I’m also looking at developing a longer programme, probably together with my MICL network. It’s ok to be working as ‘one person company’, but joint effort is much better. My fellow cohort has such a variety of expertise, skills and knowledge that I want to tap in and create extended programs together.

Another direction I want to focus on is offering more online services. At the moment, there is only a free seven-day Creativity@Work challenge sent to the subscribers by email and it is a taster of what team challenges could look like. I am planning to prepare ready to use team challenges so that leaders can purchase online and then proceed with customised versions and ‘Out of the Office’ workshops.

What have been the biggest challenges?

Overcoming my inner “gremlin” who likes to discourage me, doubt my capabilities and goals is the number one challenge.

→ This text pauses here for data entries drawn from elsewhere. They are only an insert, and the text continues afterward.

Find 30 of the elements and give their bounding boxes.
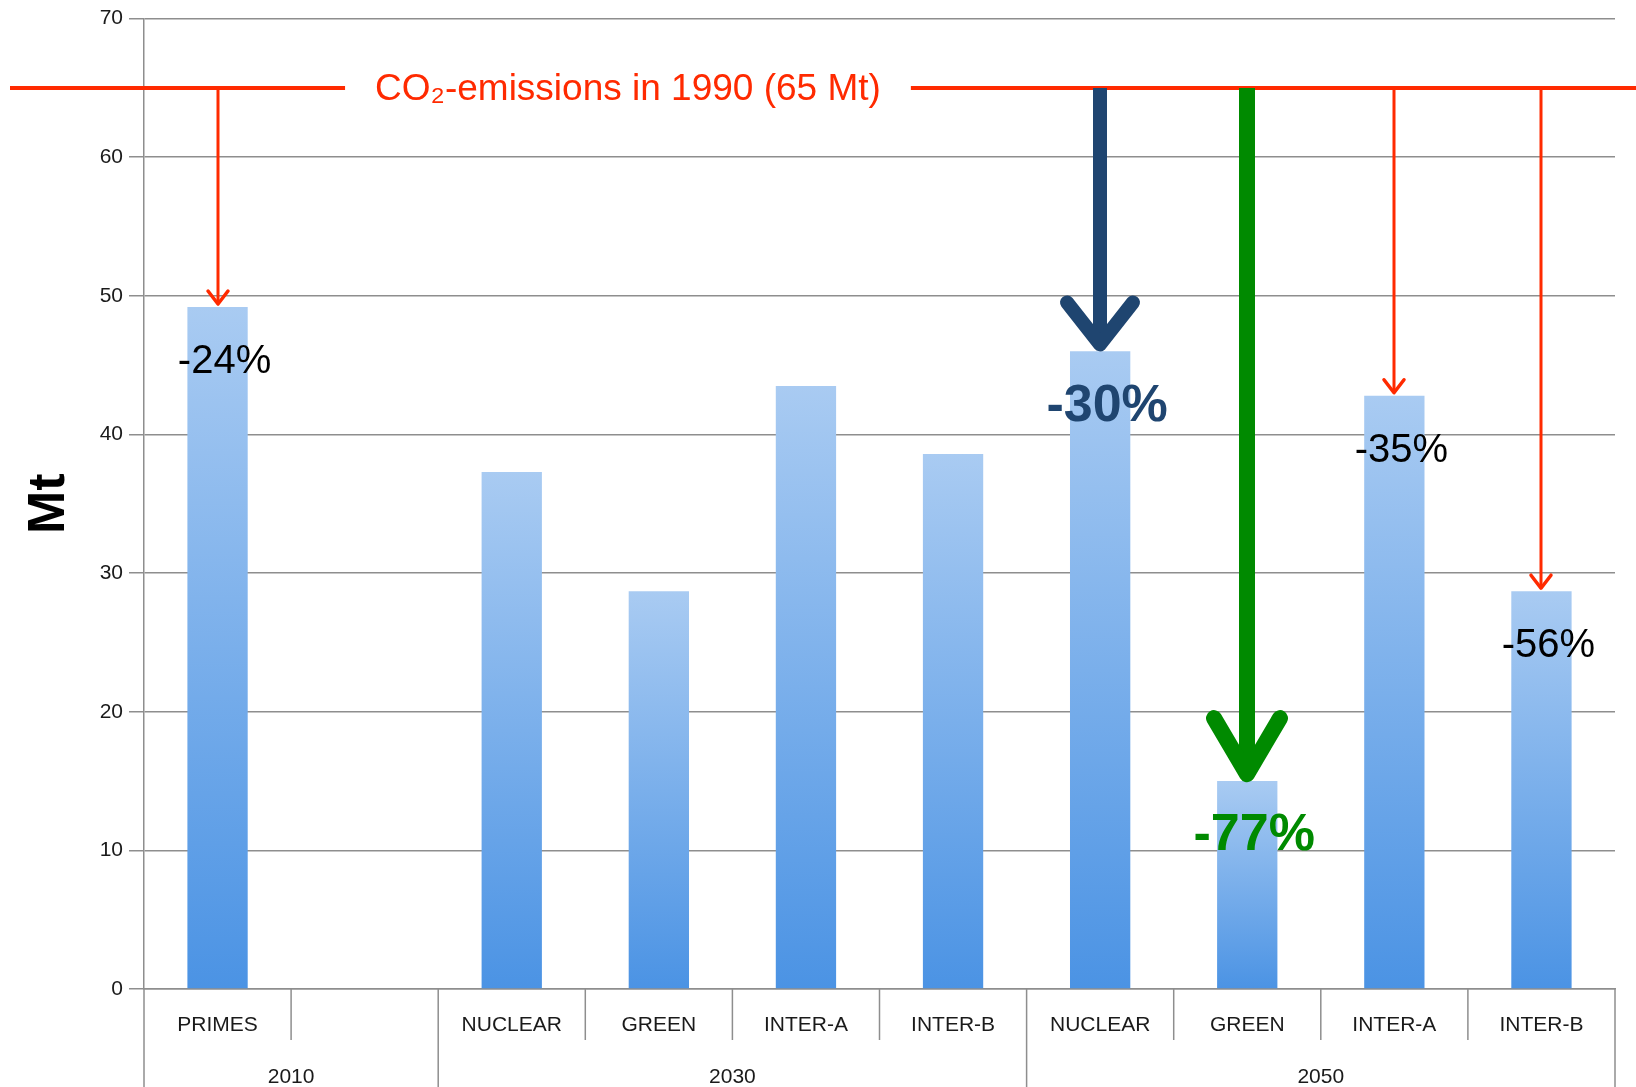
x-tick-label: PRIMES: [177, 1012, 258, 1036]
x-tick-label: INTER-B: [1499, 1012, 1584, 1036]
annotation: -77%: [1193, 803, 1315, 862]
y-tick-label: 10: [99, 837, 123, 861]
x-tick-label: INTER-B: [911, 1012, 996, 1036]
text: 2050: [1297, 1063, 1345, 1087]
annotation: -56%: [1501, 621, 1596, 666]
x-tick-label: NUCLEAR: [1049, 1012, 1151, 1036]
text: 2010: [267, 1063, 315, 1087]
y-tick-label: 0: [111, 975, 123, 999]
text: 2030: [709, 1063, 756, 1087]
x-tick-label: NUCLEAR: [461, 1012, 562, 1036]
bar: [922, 453, 984, 989]
bar: [481, 471, 542, 989]
y-axis-title: Mt: [16, 473, 75, 535]
y-tick-label: 40: [99, 421, 123, 445]
x-tick-label: INTER-A: [1352, 1012, 1437, 1036]
annotation: -35%: [1354, 425, 1449, 470]
x-tick-label: GREEN: [1209, 1012, 1285, 1036]
annotation: -24%: [177, 336, 272, 381]
bar: [628, 591, 690, 989]
y-tick-label: 20: [99, 698, 123, 722]
bar: [775, 385, 837, 989]
y-tick-label: 30: [99, 559, 123, 583]
x-tick-label: INTER-A: [763, 1012, 848, 1036]
x-tick-label: GREEN: [621, 1012, 697, 1036]
y-tick-label: 60: [99, 144, 123, 168]
ref-line-label: CO₂-emissions in 1990 (65 Mt): [375, 67, 881, 109]
y-tick-label: 50: [99, 282, 123, 306]
y-tick-label: 70: [99, 5, 123, 29]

I keep on shutting it up and I’m getting better, as now I have a couple of great mentors, peer support in my co-working space and positive feedback from OffWeGo participants, some of whom have gone to become my ambassadors and “angels”. It’s very encouraging. Actually, keeping on doing it no matter what helps most to strengthen my confidence, especially as I have no business pedigree or business education apart from my Masters.

Recently, I started to attend more female entrepreneurs’ events – ladies have similar struggles. While many men tend to project themselves as superheroes and their businesses as the best ever, most ladies are timid when presenting their business ideas and sharing successes.

Developing OffWeGo on my own is challenging as well. I keep on talking to myself aloud when making decisions as I’ve nobody to bounce ideas off and I suspect with a co-founder I could have moved faster. So attracting a like-minded person is a possibility I am considering.

Do you have any advice you would give?

I wish I had a business partner next to me all the time! So if you are by yourself, a mentor or a coach is of great help and moral support.

Also, I’d advise you to talk to as many people as possible, sharing what you are doing not asking for approval or feedback, but just sharing what you are working on, what challenges you have. Speak up and ask for advice. If you don’t ask people don’t know what you are looking for that. There are opportunities in every chat, event, presentation or seminar.

I would also say, just get going and start up! I’m still developing my product and to do this I’ve offered 10 workshops for free, to both large and tiny groups. Before, I wasn’t ready to realise this awesome thing, but now I’ve spent six months on development when if you get input and information from others you can really speed up the process.

You can be an ‘average specialist with an average product or service’ and be very successful because you have spread the word about your business, you let the world know about you and how helpful you or your product is. Marketing is everything, as well as self-belief and confidence.

And the last bit of advice: accept the fact that your success and happiness is you’re your responsibility. Once you fully understand it you would start acting and believing more in your own capabilities.

Finally, it’s the quick fire question round!
Favourite place in London: Hampstead Heath, but I also like to explore new parts – Harrow-on-the-Hill is my most recent find.
Favourite holiday destination: Mexico, I truly enjoyed learning about the Mayan culture in Yucatan and visiting their ruined cities.
Must-check-every day website: Tim Ferris podcasts
Dream travel destination: To explore other ancient civilizations and countries in South America like Bolivia, Peru, Colombia, Chile
Cheese or chocolate: My autopilot response is chocolate, as I have a sweet tooth, but I’m trying to reduce carbs so I’ll choose cheese, especially if it is goat’s cheese!